There are also completely unknown genes that appear inside operons. This provides clues leading to the possible annotations of these unknown genes. One such example is an operon reported in Archaeoglobus fulgidus encoding H+-transporting ATP synthetase (AF1159, AF1160, AF1161, AF1162, AF1163, AF1164, AF1165, AF1166, AF1167, AF1168, AF1169). Except for the unknown gene AF1161 (pid, 2649430), every other gene encodes a subunit of this H+-transporting ATP synthetase complex. AF1161 does not have any homologous sequences based on a BLAST search in the current nonredundant database, whereas the location of this gene suggests the possibility that it encodes another subunit of this complex if it is not the result of a sequencing error or gene-finding error. Further analysis shows that although this long gene cluster is highly conserved in other microorganisms, gene AF1161 is not conserved with the other genes, which, in turn, suggests that AF1161 might encode a subunit that is only present in A. fulgidus.

We observed that the average length of operons (= number of enzymes that participate in operons/number of operons) remains a constant around 3 in most of the genomes. The average length of operons can be taken as a measure of the degree of modularity of biochemical pathways in the genomes. For the randomly shuffled genome of E. coli, the average length is close to 2.0, because it is the shortest the algorithm could identify. For bacteria with high average length, for example, E. coli, B. subtilis, and Buchnera, it suggests that their genomes are highly organized into operons compared with other bacteria. However, other bacteria, for example, B. burgdorferi and Synechocystis have smaller average operon lengths, suggesting that their genomes have undergone more frequent gene translocations or that they contain many enzymes in operons that are currently unannotated.

Conservation of Operons Across Organisms

We then studied the conservation of operons across genomes. Operon alignment provides us with an informative tool to identify orthologous relationships between genes. Additionally, operon alignment may help us understand the evolution of operon structure and evolutionary transformations between microorganisms. To show the utility of this approach, we constructed a trp operon alignment using the operon database we built. The trp operon controls the biosynthesis of tryptophan in the cell from the initial precursor chorismic acid. TrpE and trpD produce anthranilate synthetase, an enzyme catalyzing the first two reactions in the trypotophan pathway. TrpC produces indole glycerolphosphate synthetase, which is responsible for catalyzing the next two steps in the pathway. TrpA and trpB produce tryptophan synthetase, which catalyzes the final step in the pathway.

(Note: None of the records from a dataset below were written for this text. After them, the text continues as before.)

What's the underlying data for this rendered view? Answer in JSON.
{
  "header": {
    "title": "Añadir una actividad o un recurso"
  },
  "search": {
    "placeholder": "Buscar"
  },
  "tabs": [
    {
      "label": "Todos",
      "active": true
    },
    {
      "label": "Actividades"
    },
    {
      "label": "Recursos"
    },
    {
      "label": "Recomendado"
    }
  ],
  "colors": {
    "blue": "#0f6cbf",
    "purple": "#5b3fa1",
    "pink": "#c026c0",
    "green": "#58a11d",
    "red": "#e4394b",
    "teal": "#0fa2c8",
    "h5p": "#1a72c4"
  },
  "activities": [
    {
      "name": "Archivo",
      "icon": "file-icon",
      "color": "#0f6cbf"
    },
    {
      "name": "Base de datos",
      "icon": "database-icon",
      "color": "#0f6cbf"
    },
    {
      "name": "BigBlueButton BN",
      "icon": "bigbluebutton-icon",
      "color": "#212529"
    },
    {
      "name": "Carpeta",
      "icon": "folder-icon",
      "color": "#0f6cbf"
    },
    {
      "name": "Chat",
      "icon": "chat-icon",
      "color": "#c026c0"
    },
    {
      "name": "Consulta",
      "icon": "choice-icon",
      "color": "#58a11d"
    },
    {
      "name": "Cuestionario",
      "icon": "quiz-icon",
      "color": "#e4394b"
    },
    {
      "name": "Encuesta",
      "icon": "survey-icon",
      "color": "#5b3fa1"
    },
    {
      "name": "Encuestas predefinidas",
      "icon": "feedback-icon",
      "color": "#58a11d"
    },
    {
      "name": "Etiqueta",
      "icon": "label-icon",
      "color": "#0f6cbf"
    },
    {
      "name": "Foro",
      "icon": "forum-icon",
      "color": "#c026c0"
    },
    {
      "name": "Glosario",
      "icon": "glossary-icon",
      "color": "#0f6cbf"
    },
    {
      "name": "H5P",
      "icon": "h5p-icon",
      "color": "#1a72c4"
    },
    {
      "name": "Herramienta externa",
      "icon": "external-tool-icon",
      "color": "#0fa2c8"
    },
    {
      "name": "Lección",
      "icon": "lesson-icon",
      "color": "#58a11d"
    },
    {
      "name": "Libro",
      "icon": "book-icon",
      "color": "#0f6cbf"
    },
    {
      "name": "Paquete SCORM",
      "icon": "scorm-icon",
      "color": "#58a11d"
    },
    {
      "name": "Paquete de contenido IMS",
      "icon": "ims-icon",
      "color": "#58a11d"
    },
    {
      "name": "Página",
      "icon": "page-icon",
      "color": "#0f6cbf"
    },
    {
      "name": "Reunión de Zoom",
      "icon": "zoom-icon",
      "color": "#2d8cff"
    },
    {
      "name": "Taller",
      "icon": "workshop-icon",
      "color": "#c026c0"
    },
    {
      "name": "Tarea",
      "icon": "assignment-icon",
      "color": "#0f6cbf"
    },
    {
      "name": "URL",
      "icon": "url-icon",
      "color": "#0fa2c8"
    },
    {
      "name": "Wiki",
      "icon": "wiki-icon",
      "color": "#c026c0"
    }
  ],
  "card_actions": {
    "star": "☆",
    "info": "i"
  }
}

We examined 42 microorganisms and succeeded in identifying the trp operon in 26 of them. In these 26 organisms that contain the trp operon enzymes, the degree of conservation varies. Figure 5 shows an alignment of operons in several organisms. There are several interesting phenomena in this operon alignment. In E. coli, B. subtilis, and A. fulgidus, all of the trpABCDE genes lie in a single operon. Gene fusions were observed as follows: Anthranilate isomerase (EC:5.3.1.24) and indole-3-glycerol phosphate synthase (EC:4.1.1.48) are fused into one gene in Helicobacter pylori, Haemophilus influenzae, and Buchnera, but are separated in other organisms; anthranilate phosphoribosyltransferase (EC:2.4.2.18) are fused with anthranilate synthase (EC:4.1.3.27) in E. coli and indole-3-glycerol phosphate synthase (EC:4.1.1.48) in A. fulgidus. Alhough fusions are inferred from Enzyme Commission (EC) number comparison, subsequent sequence analysis using BLAST (Altschul et al. 1997) gave supportive evidence (data not shown) that they are real. Genes inside the trp operons often have overlapping open reading frames (ORFs), which provide a genetic basis for protein fusions. In E. coli, an attenuation sequence (trpL) is present, encoding a leader peptide. However, we did not find a similar sequence in any of the other organisms, suggesting the absence of the attenuation mechanism in trypotophan synthesis (Shigenobu et al. 2000). Aeropyrum pernix has a special trp gene cluster in which genes encoding trp-related enzymes are found on both strands. However, it is noteworthy that these genes all appear together on the genome. In H. influenzae, the entire trp operon is broken into two parts, which appear as two separate operons in the genome. This provides an example of proposed operon fusion, in which small operons can fuse into a larger operon. Unlike most gene fusions between protein domains, operon fusions are between gene clusters.

Figure 5.

Figure 5

trp operon alignment. Genes are drawn with directions (sharp end is a transcription stop) and are labeled with all the enzymatic activities they have. Genes colored gray are nonenzymes and are not inside the operon. The single line represents a DNA strand (5′ to 3′). Double lines represent both strands.

DISCUSSION

Automatic representation and computation of biochemical pathway knowledge has become a key research area in computational genomics in recent years. In particular, metabolic pathways in bacteria provide an example of how to abstract biochemical knowledge into common templates, namely, graph representations. Here, we report the application of an efficient graph algorithm to predict operons using metabolic pathways. This approach has been shown to be high-throughput and highly specific. The computational pipeline used in this work requires a genome enzyme catalog and documented pathway information. For a newly sequenced genome, the enzyme catalog can be acquired by identifying homologous relations with known genes via sequence comparison methodology. Moreover, the pipeline can provide a nonhomology-based tool to identify genes within operons that are candidates to encode missing enzyme of the pathway that cannot be annotated by the conventional homology method.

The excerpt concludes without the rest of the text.